Internet research organization in India, based in Bangalore

The Centre for Internet and Society (CIS) is an Indian non-profit multidisciplinary research organization, based in Bengaluru. CIS works on digital pluralism, public accountability and pedagogic practices, in the field of the Internet and Society.

CIS was founded in 2008 by Sunil Abraham, based on an idea by Lawrence Liang, with initial funding by Anurag Dikshit who by 2014 remained among the centre's financial backers, alongside Rohini Nilekani. In 2020, Amber Sinha succeeded Abraham as executive director. During its first half decade, major work areas of CIS included contributing to the Indian government's efforts to standardize e-governance, as well as the country's privacy laws and telecom policy, and efforts to improve internet access in rural areas.

==Wikimedia projects==

The Wikimedia Foundation granted a project to CIS to promote and support the Indic language Wikimedia’s Indic language free knowledge projects, including Wikipedia in Indic languages and English.
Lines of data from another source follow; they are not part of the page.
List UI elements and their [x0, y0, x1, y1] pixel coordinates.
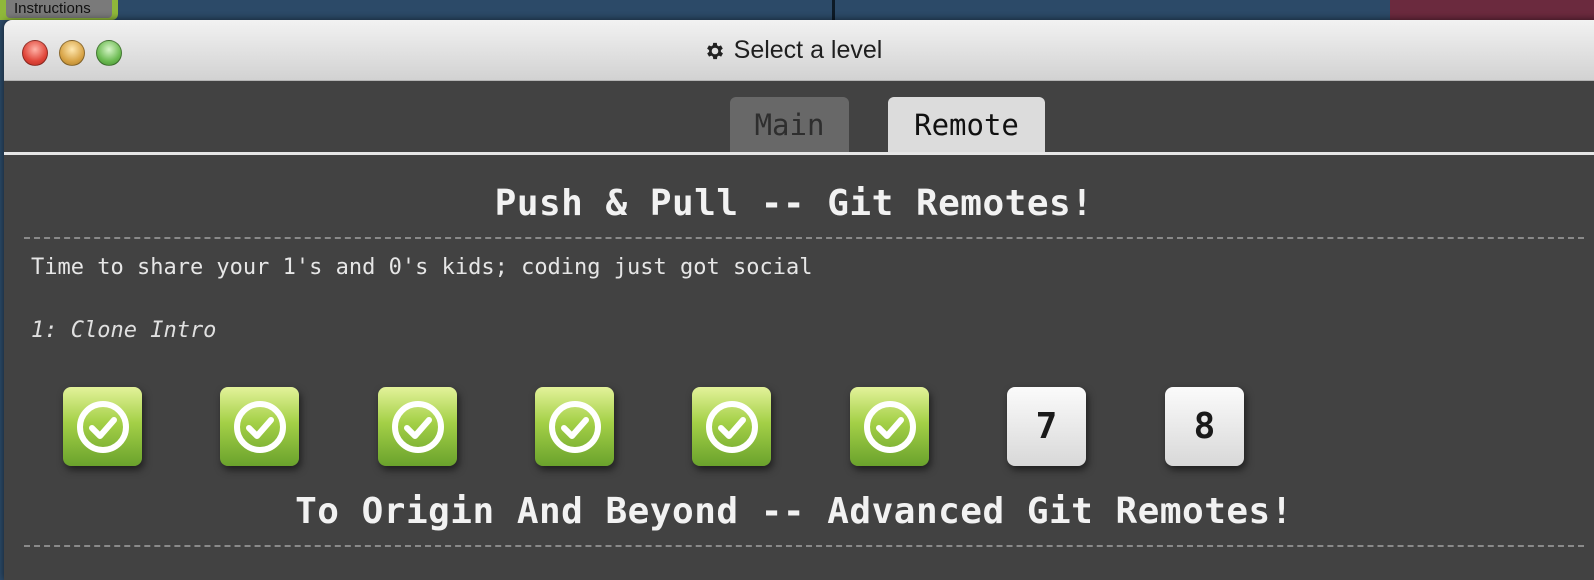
tab-main[interactable]: Main — [730, 97, 849, 152]
background-panel — [1390, 0, 1594, 22]
section-divider — [24, 237, 1584, 239]
check-circle-icon — [391, 400, 444, 453]
check-circle-icon — [233, 400, 286, 453]
level-button-2[interactable] — [220, 387, 299, 466]
level-button-5[interactable] — [692, 387, 771, 466]
level-button-4[interactable] — [535, 387, 614, 466]
section-divider — [24, 545, 1584, 547]
level-button-1[interactable] — [63, 387, 142, 466]
check-circle-icon — [863, 400, 916, 453]
current-level-name: 1: Clone Intro — [31, 318, 217, 343]
instructions-label: Instructions — [6, 0, 112, 18]
section-title: To Origin And Beyond -- Advanced Git Rem… — [295, 491, 1293, 532]
tab-remote[interactable]: Remote — [888, 97, 1045, 152]
level-button-3[interactable] — [378, 387, 457, 466]
check-circle-icon — [548, 400, 601, 453]
level-button-7[interactable]: 7 — [1007, 387, 1086, 466]
section-title: Push & Pull -- Git Remotes! — [494, 183, 1094, 224]
window-title: Select a level — [4, 20, 1582, 81]
background-divider — [832, 0, 835, 22]
check-circle-icon — [705, 400, 758, 453]
title-bar: Select a level — [4, 20, 1594, 81]
gear-icon — [706, 42, 723, 59]
level-button-6[interactable] — [850, 387, 929, 466]
section-description: Time to share your 1's and 0's kids; cod… — [31, 255, 813, 280]
level-select-window: Select a level Main Remote Push & Pull -… — [4, 20, 1594, 580]
tab-bar: Main Remote — [4, 81, 1594, 155]
level-button-8[interactable]: 8 — [1165, 387, 1244, 466]
background-app-strip: Instructions — [0, 0, 1594, 22]
check-circle-icon — [76, 400, 129, 453]
instructions-button[interactable]: Instructions — [0, 0, 118, 20]
window-title-text: Select a level — [733, 36, 883, 64]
The grant is also aimed to support wider distribution of Wikimedia’s free knowledge within India. The award amount for the first year of the two-year project was Rs. 11 million (US $200,000).

== Swatantra 2014 ==
CIS supported and participated in Swatantra 2014, the fifth international free software conference event, organized at Thiruvananthapuram, Kerala from 18 to 20 December 2014.